When it came to reporting the proportion of teachers receiving “high quality” professional development, also required by the federal law, California and many other states drew more of a blank.
“We have no data on that at a statewide level,” lamented Ms. Parker. “It’s frustrating to want this and not have the data to be able to answer it very accurately.”
Tremendous Variation
The data from the states on high-quality professional development varied tremendously, ranging from a low of 12 percent in North Dakota to 100 percent in five states: Alaska, Arkansas, Connecticut, West Virginia, and Wisconsin. Sixteen states did not provide those numbers at all.
Maryland apparently was the only state to survey a sample of its teachers to get at the question. It estimated that about a third of teachers received high-quality professional development last year.
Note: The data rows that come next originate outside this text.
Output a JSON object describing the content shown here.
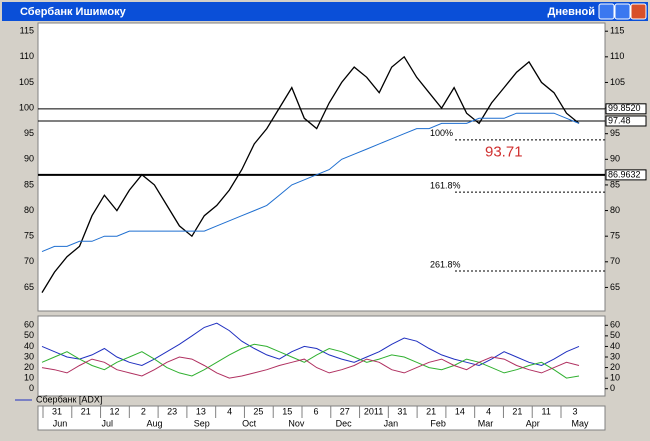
{
  "window": {
    "title": "Сбербанк Ишимоку",
    "timeframe": "Дневной"
  },
  "chart_data": [
    {
      "type": "line",
      "ylim": [
        60.4,
        116.6
      ],
      "yticks": [
        65,
        70,
        75,
        80,
        85,
        90,
        95,
        100,
        105,
        110,
        115
      ],
      "grid": false,
      "series": [
        {
          "color": "#000000",
          "values": [
            64,
            68,
            71,
            73,
            79,
            83,
            80,
            84,
            87,
            85,
            81,
            77,
            75,
            79,
            81,
            84,
            88,
            93,
            96,
            100,
            104,
            98,
            96,
            101,
            105,
            108,
            106,
            103,
            108,
            110,
            106,
            103,
            100,
            104,
            99,
            97,
            101,
            104,
            107,
            109,
            105,
            103,
            99,
            97
          ]
        },
        {
          "color": "#1f6fd0",
          "values": [
            72,
            73,
            73,
            74,
            74,
            75,
            75,
            76,
            76,
            76,
            76,
            76,
            76,
            76,
            77,
            78,
            79,
            80,
            81,
            83,
            85,
            86,
            87,
            88,
            90,
            91,
            92,
            93,
            94,
            95,
            96,
            96,
            97,
            97,
            97,
            98,
            98,
            98,
            99,
            99,
            99,
            99,
            98,
            97
          ]
        }
      ],
      "levels": [
        {
          "value": 99.852,
          "label": "99.8520"
        },
        {
          "value": 97.48,
          "label": "97.48"
        },
        {
          "value": 86.9632,
          "label": "86.9632"
        }
      ],
      "fib_levels": [
        {
          "value": 83.6,
          "label": "161.8%"
        },
        {
          "value": 68.2,
          "label": "261.8%"
        },
        {
          "value": 93.8,
          "label": "100%"
        }
      ],
      "annotation": {
        "value": 93.71
      }
    },
    {
      "type": "line",
      "legend": "Сбербанк [ADX]",
      "ylim": [
        -6.9,
        68.8
      ],
      "yticks": [
        0,
        10,
        20,
        30,
        40,
        50,
        60
      ],
      "series": [
        {
          "color": "#2030c0",
          "values": [
            40,
            35,
            30,
            28,
            32,
            38,
            30,
            25,
            22,
            28,
            35,
            42,
            50,
            58,
            62,
            55,
            45,
            38,
            32,
            28,
            35,
            40,
            38,
            32,
            28,
            25,
            30,
            35,
            42,
            48,
            45,
            38,
            32,
            28,
            25,
            22,
            28,
            35,
            30,
            25,
            22,
            28,
            35,
            40
          ]
        },
        {
          "color": "#30b030",
          "values": [
            25,
            30,
            35,
            28,
            22,
            18,
            25,
            30,
            35,
            28,
            20,
            15,
            12,
            18,
            25,
            32,
            38,
            42,
            40,
            35,
            30,
            25,
            32,
            38,
            35,
            30,
            25,
            28,
            32,
            30,
            25,
            20,
            18,
            22,
            28,
            25,
            20,
            15,
            18,
            22,
            25,
            18,
            10,
            12
          ]
        },
        {
          "color": "#b03060",
          "values": [
            20,
            18,
            15,
            22,
            28,
            25,
            18,
            15,
            12,
            18,
            25,
            30,
            28,
            22,
            15,
            10,
            12,
            15,
            18,
            22,
            25,
            28,
            20,
            15,
            18,
            22,
            28,
            25,
            18,
            15,
            20,
            25,
            28,
            22,
            18,
            25,
            30,
            28,
            22,
            18,
            15,
            20,
            25,
            22
          ]
        }
      ]
    }
  ],
  "date_axis": {
    "days": [
      "31",
      "21",
      "12",
      "2",
      "23",
      "13",
      "4",
      "25",
      "15",
      "6",
      "27",
      "2011",
      "31",
      "21",
      "14",
      "4",
      "21",
      "11",
      "3"
    ],
    "months": [
      "Jun",
      "Jul",
      "Aug",
      "Sep",
      "Oct",
      "Nov",
      "Dec",
      "Jan",
      "Feb",
      "Mar",
      "Apr",
      "May"
    ]
  }
}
Experts worry that without better data, the federal law won’t have much effect on teacher shortages or inequities. State and local officials will also have to make data a priority.
“This is not a problem that one bureaucrat with new software can solve,” said Andrew J. Wayne, a researcher with SRI International’s Arlington, Va., office, who has studied such issues. “Leadership is going to be needed to bridge organizational boundaries, to get all the pieces to come together.”
A spokeswoman for the federal Education Department said no state has suffered a loss of funding under the law because it failed to provide meaningful data, but 32 jurisdictions have received their money with conditions related to developing adequate data systems for teacher quality.